Nach einer Wanderung (die wegen der Hängebrücke reichlich Mut und Überwindung erforderte und mich sehr ins Schwitzen brachte) erreichten wir am Abend das Dorf Tanglag, wo wir mit Reiskuchen und Kaffee sehr herzlich empfangen worden sind. Bemerkenswert war, dass wir hier nicht von einer Familie empfangen wurden, sondern wir waren Gäste des gesamten Dorfes. Das hat man auch später noch gemerkt, wenn es um unsere Verpflegung ging. Wir wurden fast jedes Mal von einer anderen Familie versorgt. Nur geschlafen haben alle Frauen in einem Haus und alle Männer in einem anderen.



Unser Begleiter Jimmy, von der Organisation MRRSF, hat uns durch das Dorf geführt und uns die ersten Infos über das Leben in dieser Community gegeben. Zu diesem Dorf gehören 78 Haushalte, von denen jede Familie im Durchschnitt 6-8 Kinder hat. Das ist uns aufgefallen, da wirklich sehr viele Kinder um uns herum waren! Anfangs haben sie uns noch sehr verstohlen angesehen, später haben sie schon etwas aufgeweckter in unsere Kameras gelächelt!

Das Dorf liegt sehr abgelegen (Fußmarsch eine Stunde), was wirklich recht idyllisch wirkt und den Eindruck erweckt, in eine „andere Welt“ einzutauchen, aber die fehlende Infrastruktur bringt auch Probleme mit sich (fehlende Gesundheits- und Bildungseinrichtungen, und vieles mehr). Die Familien leben hauptsächlich vom Reisanbau, züchten auch Schweine und Hühner und bauen auch kleine Mengen Kaffee an.

Generell besteht in den Cordillera das Problem, dass die Regierung mit dem Abbau von Bodenschätzen ganze Bergrücken verwüstet und dann einfach so zurücklässt. Die Philippinen sind ein Land, welches mit Rohstoffen aller Art gesegnet ist, von Gold und Silber bis zu Kupfer und anderen seltenen Edelmetallen und Erzen. Dieser Reichtum an Mineralien wird zur Schuldentilgung verwendet. Deren Gewinnung ist aber für die Menschen und die Umwelt oft eine echte Existenzbedrohung. Die Minen werden hauptsächlich von ausländischen Besitzern betrieben, welche sich eines Abbauverfahrens bedienen, das viel Wasser, viel Energie und hohe Technologien braucht. Um diese Energie zur Verfügung zu haben, werden Mega-Staudämme gebaut, Täler überflutet und was bleibt zurück? Bergkrater, Boden, der zu Erosion neigt, verschmutztes Wasser,… Dass dieser rücksichtlose Raubbau Folgen für die Bevölkerung hat, interessiert die Regierung weniger.

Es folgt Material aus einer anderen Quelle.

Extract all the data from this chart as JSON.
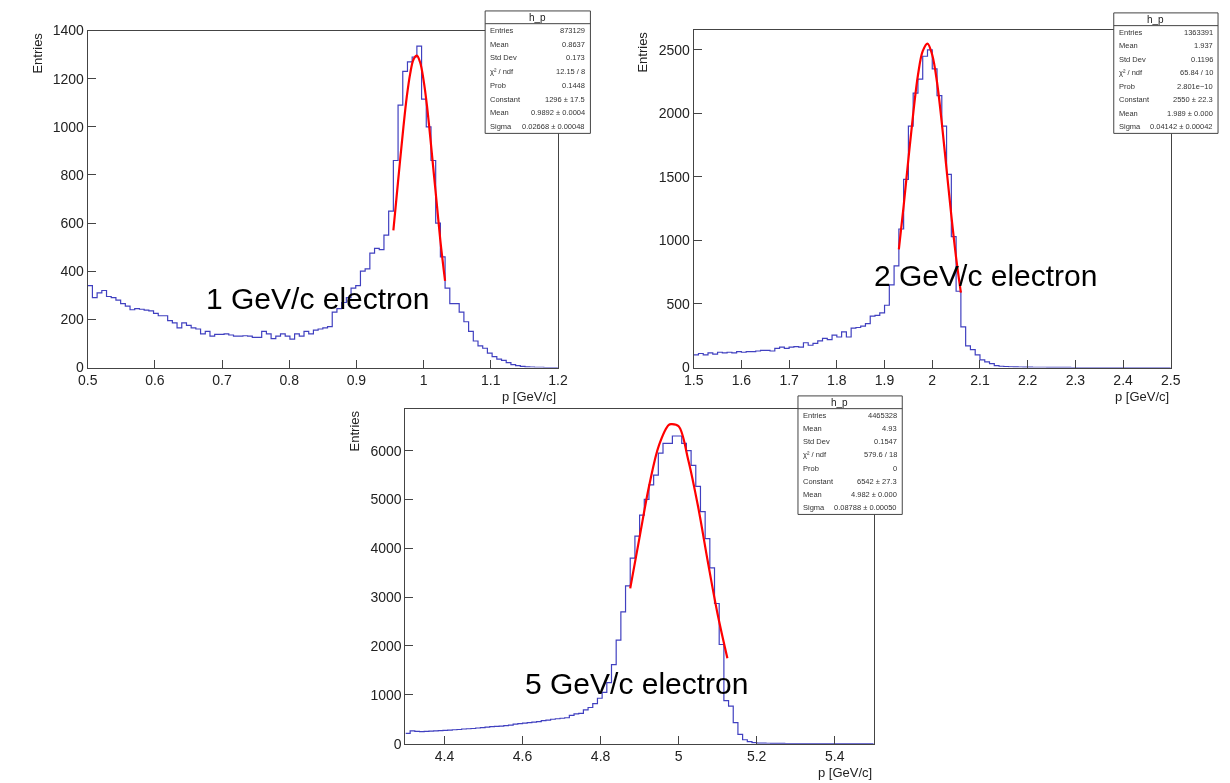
{
  "chart_data": [
    {
      "type": "histogram",
      "xlabel": "p [GeV/c]",
      "ylabel": "Entries",
      "color": "#4040c0",
      "xlim": [
        0.5,
        1.2
      ],
      "ylim": [
        0,
        1400
      ],
      "xticks": [
        0.5,
        0.6,
        0.7,
        0.8,
        0.9,
        1,
        1.1,
        1.2
      ],
      "yticks": [
        0,
        200,
        400,
        600,
        800,
        1000,
        1200,
        1400
      ],
      "bins": [
        0.5,
        0.507,
        0.514,
        0.521,
        0.528,
        0.535,
        0.542,
        0.549,
        0.556,
        0.563,
        0.57,
        0.577,
        0.584,
        0.591,
        0.598,
        0.605,
        0.612,
        0.619,
        0.626,
        0.633,
        0.64,
        0.647,
        0.654,
        0.661,
        0.668,
        0.675,
        0.682,
        0.689,
        0.696,
        0.703,
        0.71,
        0.717,
        0.724,
        0.731,
        0.738,
        0.745,
        0.752,
        0.759,
        0.766,
        0.773,
        0.78,
        0.787,
        0.794,
        0.801,
        0.808,
        0.815,
        0.822,
        0.829,
        0.836,
        0.843,
        0.85,
        0.857,
        0.864,
        0.871,
        0.878,
        0.885,
        0.892,
        0.899,
        0.906,
        0.913,
        0.92,
        0.927,
        0.934,
        0.941,
        0.948,
        0.955,
        0.962,
        0.969,
        0.976,
        0.983,
        0.99,
        0.997,
        1.004,
        1.011,
        1.018,
        1.025,
        1.032,
        1.039,
        1.046,
        1.053,
        1.06,
        1.067,
        1.074,
        1.081,
        1.088,
        1.095,
        1.102,
        1.109,
        1.116,
        1.123,
        1.13,
        1.137,
        1.144,
        1.151,
        1.158,
        1.165,
        1.172,
        1.179,
        1.186,
        1.193,
        1.2
      ],
      "values": [
        340,
        290,
        310,
        320,
        295,
        290,
        280,
        265,
        255,
        240,
        245,
        242,
        238,
        235,
        225,
        215,
        215,
        195,
        185,
        165,
        185,
        175,
        165,
        160,
        140,
        150,
        130,
        138,
        138,
        140,
        135,
        130,
        130,
        132,
        130,
        125,
        125,
        150,
        140,
        120,
        130,
        140,
        130,
        118,
        140,
        130,
        150,
        140,
        155,
        160,
        165,
        170,
        230,
        245,
        270,
        290,
        330,
        340,
        400,
        410,
        475,
        495,
        490,
        550,
        650,
        860,
        1090,
        1230,
        1270,
        1290,
        1335,
        1115,
        1000,
        860,
        600,
        460,
        330,
        265,
        265,
        230,
        190,
        150,
        110,
        90,
        80,
        60,
        45,
        35,
        30,
        20,
        12,
        8,
        5,
        3,
        2,
        1,
        1,
        0,
        0,
        0
      ],
      "series": [
        {
          "type": "line",
          "color": "#ff0000",
          "x": [
            0.955,
            0.96,
            0.965,
            0.97,
            0.975,
            0.98,
            0.985,
            0.99,
            0.995,
            1.0,
            1.005,
            1.01,
            1.015,
            1.02,
            1.025,
            1.03,
            1.032
          ],
          "values": [
            570,
            715,
            860,
            1000,
            1125,
            1220,
            1280,
            1296,
            1266,
            1193,
            1088,
            955,
            812,
            670,
            526,
            405,
            360
          ]
        }
      ],
      "annotations": [
        "h_p",
        "Entries",
        "873129",
        "Mean",
        "0.8637",
        "Std Dev",
        "0.173",
        "χ² / ndf",
        "12.15 / 8",
        "Prob",
        "0.1448",
        "Constant",
        "1296 ± 17.5",
        "Mean",
        "0.9892 ± 0.0004",
        "Sigma",
        "0.02668 ± 0.00048",
        "1 GeV/c electron"
      ]
    },
    {
      "type": "histogram",
      "xlabel": "p [GeV/c]",
      "ylabel": "Entries",
      "color": "#4040c0",
      "xlim": [
        1.5,
        2.5
      ],
      "ylim": [
        0,
        2660
      ],
      "xticks": [
        1.5,
        1.6,
        1.7,
        1.8,
        1.9,
        2,
        2.1,
        2.2,
        2.3,
        2.4,
        2.5
      ],
      "yticks": [
        0,
        500,
        1000,
        1500,
        2000,
        2500
      ],
      "bins": [
        1.5,
        1.51,
        1.52,
        1.53,
        1.54,
        1.55,
        1.56,
        1.57,
        1.58,
        1.59,
        1.6,
        1.61,
        1.62,
        1.63,
        1.64,
        1.65,
        1.66,
        1.67,
        1.68,
        1.69,
        1.7,
        1.71,
        1.72,
        1.73,
        1.74,
        1.75,
        1.76,
        1.77,
        1.78,
        1.79,
        1.8,
        1.81,
        1.82,
        1.83,
        1.84,
        1.85,
        1.86,
        1.87,
        1.88,
        1.89,
        1.9,
        1.91,
        1.92,
        1.93,
        1.94,
        1.95,
        1.96,
        1.97,
        1.98,
        1.99,
        2.0,
        2.01,
        2.02,
        2.03,
        2.04,
        2.05,
        2.06,
        2.07,
        2.08,
        2.09,
        2.1,
        2.11,
        2.12,
        2.13,
        2.14,
        2.15,
        2.16,
        2.17,
        2.18,
        2.19,
        2.2,
        2.21,
        2.22,
        2.23,
        2.24,
        2.25,
        2.26,
        2.27,
        2.28,
        2.29,
        2.3,
        2.31,
        2.32,
        2.33,
        2.34,
        2.35,
        2.36,
        2.37,
        2.38,
        2.39,
        2.4,
        2.41,
        2.42,
        2.43,
        2.44,
        2.45,
        2.46,
        2.47,
        2.48,
        2.49,
        2.5
      ],
      "values": [
        100,
        110,
        100,
        115,
        105,
        120,
        115,
        120,
        115,
        125,
        120,
        125,
        125,
        130,
        135,
        135,
        130,
        150,
        160,
        150,
        160,
        165,
        160,
        195,
        175,
        190,
        210,
        230,
        220,
        255,
        240,
        280,
        240,
        310,
        315,
        325,
        345,
        405,
        410,
        430,
        490,
        650,
        800,
        1090,
        1480,
        1900,
        2160,
        2270,
        2450,
        2500,
        2350,
        2140,
        1900,
        1520,
        1030,
        600,
        320,
        170,
        140,
        100,
        60,
        45,
        30,
        15,
        10,
        8,
        6,
        5,
        4,
        3,
        3,
        2,
        2,
        2,
        1,
        1,
        1,
        1,
        1,
        0,
        0,
        0,
        0,
        0,
        0,
        0,
        0,
        0,
        0,
        0,
        0,
        0,
        0,
        0,
        0,
        0,
        0,
        0,
        0,
        0
      ],
      "series": [
        {
          "type": "line",
          "color": "#ff0000",
          "x": [
            1.93,
            1.94,
            1.95,
            1.96,
            1.97,
            1.98,
            1.99,
            2.0,
            2.01,
            2.02,
            2.03,
            2.04,
            2.05,
            2.06
          ],
          "values": [
            930,
            1270,
            1640,
            1995,
            2300,
            2490,
            2550,
            2460,
            2245,
            1925,
            1560,
            1195,
            865,
            590
          ]
        }
      ],
      "annotations": [
        "h_p",
        "Entries",
        "1363391",
        "Mean",
        "1.937",
        "Std Dev",
        "0.1196",
        "χ² / ndf",
        "65.84 / 10",
        "Prob",
        "2.801e−10",
        "Constant",
        "2550 ± 22.3",
        "Mean",
        "1.989 ± 0.000",
        "Sigma",
        "0.04142 ± 0.00042",
        "2 GeV/c electron"
      ]
    },
    {
      "type": "histogram",
      "xlabel": "p [GeV/c]",
      "ylabel": "Entries",
      "color": "#4040c0",
      "xlim": [
        4.3,
        5.5
      ],
      "ylim": [
        0,
        6860
      ],
      "xticks": [
        4.4,
        4.6,
        4.8,
        5,
        5.2,
        5.4
      ],
      "yticks": [
        0,
        1000,
        2000,
        3000,
        4000,
        5000,
        6000
      ],
      "bins": [
        4.3,
        4.312,
        4.324,
        4.336,
        4.348,
        4.36,
        4.372,
        4.384,
        4.396,
        4.408,
        4.42,
        4.432,
        4.444,
        4.456,
        4.468,
        4.48,
        4.492,
        4.504,
        4.516,
        4.528,
        4.54,
        4.552,
        4.564,
        4.576,
        4.588,
        4.6,
        4.612,
        4.624,
        4.636,
        4.648,
        4.66,
        4.672,
        4.684,
        4.696,
        4.708,
        4.72,
        4.732,
        4.744,
        4.756,
        4.768,
        4.78,
        4.792,
        4.804,
        4.816,
        4.828,
        4.84,
        4.852,
        4.864,
        4.876,
        4.888,
        4.9,
        4.912,
        4.924,
        4.936,
        4.948,
        4.96,
        4.972,
        4.984,
        4.996,
        5.008,
        5.02,
        5.032,
        5.044,
        5.056,
        5.068,
        5.08,
        5.092,
        5.104,
        5.116,
        5.128,
        5.14,
        5.152,
        5.164,
        5.176,
        5.188,
        5.2,
        5.212,
        5.224,
        5.236,
        5.248,
        5.26,
        5.272,
        5.284,
        5.296,
        5.308,
        5.32,
        5.332,
        5.344,
        5.356,
        5.368,
        5.38,
        5.392,
        5.404,
        5.416,
        5.428,
        5.44,
        5.452,
        5.464,
        5.476,
        5.488,
        5.5
      ],
      "values": [
        210,
        260,
        250,
        245,
        250,
        255,
        260,
        265,
        270,
        275,
        285,
        290,
        300,
        305,
        310,
        320,
        330,
        340,
        350,
        355,
        360,
        370,
        380,
        400,
        410,
        420,
        430,
        440,
        450,
        470,
        480,
        500,
        510,
        520,
        530,
        580,
        610,
        620,
        690,
        740,
        820,
        930,
        1050,
        1250,
        1620,
        2120,
        2700,
        3230,
        3800,
        4250,
        4680,
        5000,
        5300,
        5500,
        5950,
        6150,
        6150,
        6300,
        6300,
        6150,
        6000,
        5700,
        5270,
        4750,
        4200,
        3600,
        2870,
        2030,
        880,
        770,
        430,
        190,
        80,
        40,
        20,
        12,
        10,
        8,
        6,
        5,
        4,
        3,
        3,
        2,
        2,
        2,
        1,
        1,
        1,
        1,
        1,
        0,
        0,
        0,
        0,
        0,
        0,
        0,
        0,
        0
      ],
      "series": [
        {
          "type": "line",
          "color": "#ff0000",
          "x": [
            4.876,
            4.9,
            4.925,
            4.95,
            4.975,
            4.982,
            5.0,
            5.025,
            5.05,
            5.075,
            5.1,
            5.125
          ],
          "values": [
            3180,
            4230,
            5300,
            6120,
            6530,
            6542,
            6500,
            5800,
            4850,
            3720,
            2650,
            1750
          ]
        }
      ],
      "annotations": [
        "h_p",
        "Entries",
        "4465328",
        "Mean",
        "4.93",
        "Std Dev",
        "0.1547",
        "χ² / ndf",
        "579.6 / 18",
        "Prob",
        "0",
        "Constant",
        "6542 ± 27.3",
        "Mean",
        "4.982 ± 0.000",
        "Sigma",
        "0.08788 ± 0.00050",
        "5 GeV/c electron"
      ]
    }
  ]
}
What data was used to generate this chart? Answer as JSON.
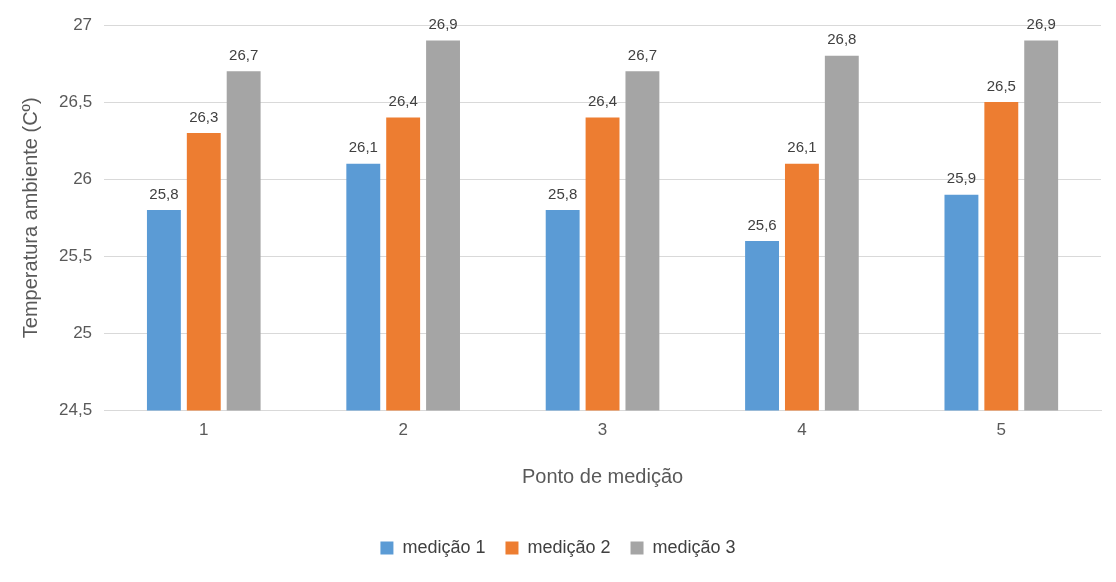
{
  "chart_data": {
    "type": "bar",
    "xlabel": "Ponto de medição",
    "ylabel": "Temperatura ambiente (Cº)",
    "categories": [
      "1",
      "2",
      "3",
      "4",
      "5"
    ],
    "series": [
      {
        "name": "medição 1",
        "color": "#5b9bd5",
        "values": [
          25.8,
          26.1,
          25.8,
          25.6,
          25.9
        ],
        "value_labels": [
          "25,8",
          "26,1",
          "25,8",
          "25,6",
          "25,9"
        ]
      },
      {
        "name": "medição 2",
        "color": "#ed7d31",
        "values": [
          26.3,
          26.4,
          26.4,
          26.1,
          26.5
        ],
        "value_labels": [
          "26,3",
          "26,4",
          "26,4",
          "26,1",
          "26,5"
        ]
      },
      {
        "name": "medição 3",
        "color": "#a5a5a5",
        "values": [
          26.7,
          26.9,
          26.7,
          26.8,
          26.9
        ],
        "value_labels": [
          "26,7",
          "26,9",
          "26,7",
          "26,8",
          "26,9"
        ]
      }
    ],
    "ylim": [
      24.5,
      27
    ],
    "yticks": [
      {
        "value": 24.5,
        "label": "24,5"
      },
      25,
      {
        "value": 25.5,
        "label": "25,5"
      },
      26,
      {
        "value": 26.5,
        "label": "26,5"
      },
      27
    ],
    "grid": "y",
    "legend": "bottom"
  }
}
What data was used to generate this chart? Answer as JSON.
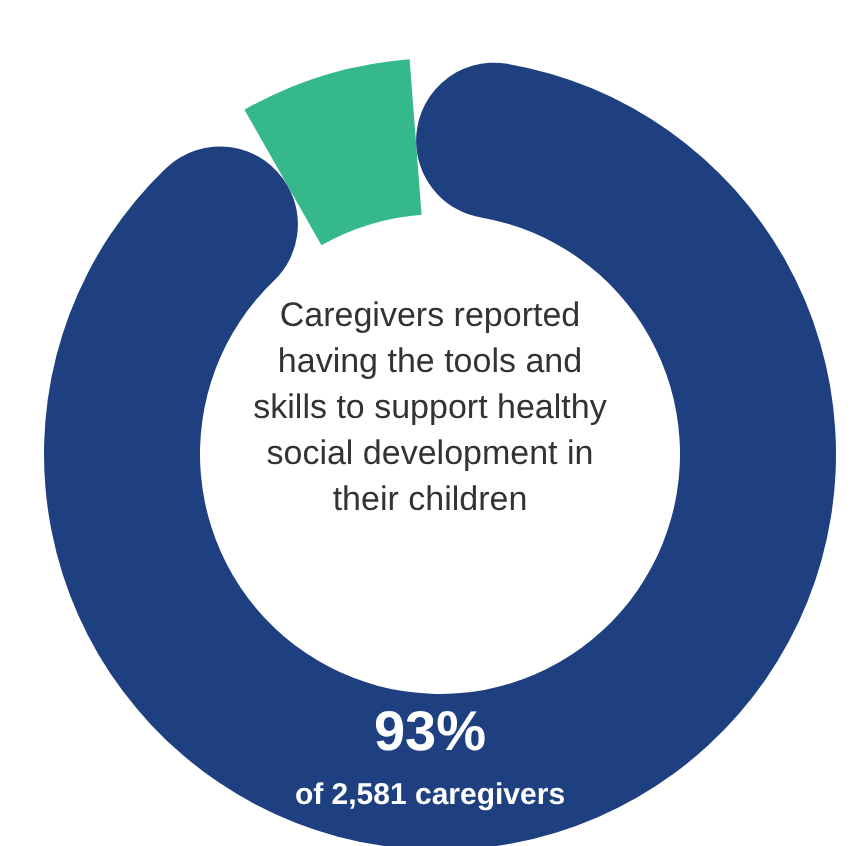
{
  "chart_data": {
    "type": "donut",
    "categories": [
      null,
      null
    ],
    "values": [
      93,
      7
    ],
    "colors": [
      "#1e3f80",
      "#36b98a"
    ],
    "value_labels": [
      "93%",
      null
    ],
    "annotations": [
      "Caregivers reported having the tools and skills to support healthy social development in their children",
      "of 2,581 caregivers"
    ]
  }
}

Am Abend wurden wir mit einer „Solidarity night“ von allen Bewohner/innen noch einmal begrüßt, wo wir zum Teil unsere Lieder zum Besten gegeben haben und auch schöne traditionelle Tänze, begleitet von Gongs, lernen durften. Besonders ist, dass hier alle Altersgruppen mitgewirkt haben. Der Umgang zwischen den Generationen ist generell bemerkenswert. Wir haben einen „neuen Namen“ von Älteren erhalten, was auch Zeugnis für die Wertschätzung der älteren Generation ist. Zu unseren Ehren wurde zudem ein Schwein geschlachtet, welches wir spät abends als Abschluss eines doch ereignisreichen Tages essen durften, bevor wir dann müde ins Bett bzw. auf unsere Malongs gefallen sind.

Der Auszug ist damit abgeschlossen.